Gala Zayn Rodderick, lelaki berusia tiga puluh delapan tahun yang memiliki kekuasaan tertinggi dalam dunia bisnis. Ia merupakan president dari Blackfire Company. Gala memiliki perawakan tampan. Bola mata indah berwarna hitam, hidung mancung, alis tegas dan dagu belah dengan janggut tipis yang tumbuh di sana. Tak hanya tampan dan mapan, Gala adalah pria yang memiliki segudang prestasi. Ia sangat cerdas sehingga dapat memimpin perusahaan dengan penuh karisma yang luar biasa. Meski demikian, Gala memiliki aura gelap yang mengelilinginya. Ia memiliki hati beku, cuek dan kejam terhadap siapa pun yang mengusik kehidupannya. Sejak umur lima belas tahun, Ayah Gala telah menjadikannya sebagai direktur utama sehingga ia cepat dewasa sebelum waktunya. Gala memiliki seorang wanita yang sangat ia cintai, namun kenyataan pahit melanda asmaranya. Cinta Gala bertepuk sebelah tangan. Wanita yang sangat ia cintai menikah dengan sahabat dekatnya sehingga membuat Gala menutup pintu hatinya kepada setiap wanita.

Yaraline Lincoln. Gadis yang akrab di sapa Yara. Berasal dari keluarga Lincoln, keluarga terpandang dan high class pada masa kepemimpinan Ray Jack Lincoln, ayahanda Yara. Soal penampilan, Yara tidak kalah menarik dengan model-model tanah air yang molek dan rupawan. Memiliki bentuk tubuh proporsional, tinggi badan semampai, rambut berwarna hitam yang tergerai rapi sampai di pinggang. Sejak umur delapan tahun Yara telah hidup sebagai gadis yatim piatu. Orangtuanya meninggal karena sebuah virus aneh yang menyerang organ tubuh ayah dan bundanya. Ia kemudian tinggal bersama dengan Omanya sampai seorang pria datang mengambilnya dan mengaku sebagai calon suaminya. Yara pun menghabiskan masa kanak-kanak dan masa remajanya di luar negeri karena harus menimbah ilmu di negara asing, dalam pengawasan keluarga Rodderick. Yara memiliki sifat periang namun sedikit manja. Meski Yara terlahir dari keluarga konglomerat, namun segala tuntutan hidupnya dibiayai oleh keluarga Rodderick, yang merupakan calon suaminya.

Blurb

President dari Blackfire Company tiba-tiba mengatakan jika ia telah memiliki calon istri yang usianya terpaut jauh darinya. Calon istrinya adalah seorang gadis kecil berusia delapan tahun. Gala yang tengah berusia dua puluh delapan tahun kini tertarik dengan seorang gadis kecil yang usianya dua puluh tahun lebih muda darinya. Gala harus menunggu sepuluh tahun lagi agar ia bisa menikahi gadis itu.

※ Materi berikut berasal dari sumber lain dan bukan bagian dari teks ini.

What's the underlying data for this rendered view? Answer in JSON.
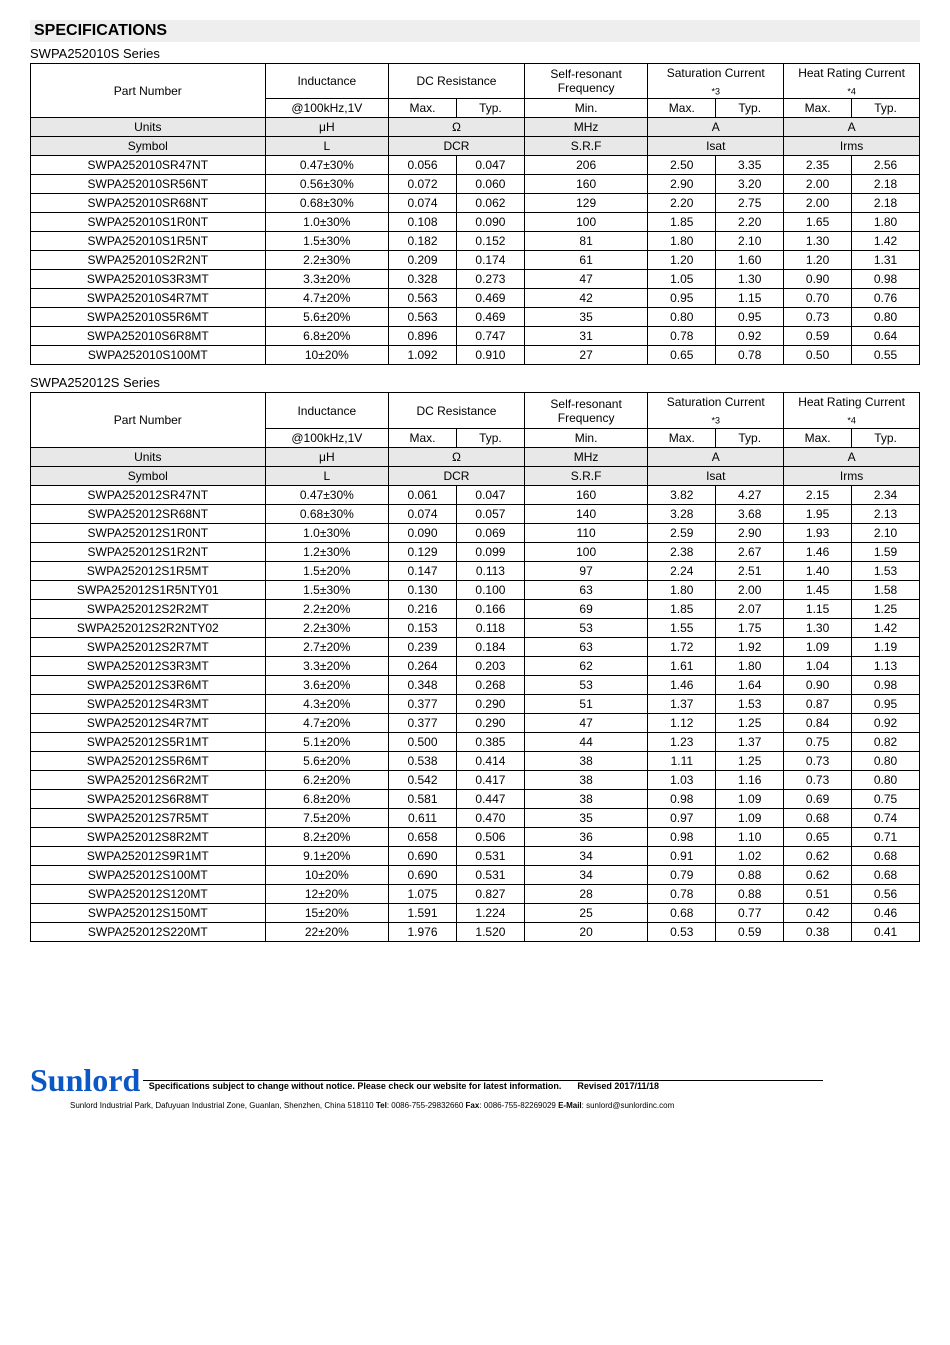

“Aku menunggumu selama sepuluh tahun, jadi bersiaplah untuk menikah denganku!”

Yara memundurkan langkahnya secara perlahan. Tubuh tegap milik Gala semakin mendekat sehingga Yara tampak kesulitan untuk bergerak. “Om, jangan lakukan itu padaku. Aku sudah menganggap Om sebagai Ayahku sendiri,” tutur Yara dengan menatap raut Gala yang begitu dingin.

“Jangan lupakan tentang amanat dari mendiang orangtuamu! Apa kau akan mengecewakan mereka?” bisik Gala sehingga menggelitik gendang telinga Yara. Deru napas Gala begitu tarasa di leher mulus milik Yara sehingga membuat tubuh kecil itu menggeliang.

To be continued ...

Jangan lupa tambahkan ke favorit, like, komen dan vote yang banyak 🥰😘

BAB 2 : Bertemu Kembali

Keesokan paginya, Yara tampak sudah bersih dan wangi. Selama beberapa hari ia di Indonesia, setiap paginya gadis cantik itu selalu berkunjung dan meletakkan bunga di makam kedua orangtuanya. Dan pagi itu seperti biasanya ia melakukan aktivitas di sana. Namun pagi itu suasana tampak berbeda, Yara mengernyitkan dahi sembari melempar pandang ke segala arah, seperti mencari sesuatu.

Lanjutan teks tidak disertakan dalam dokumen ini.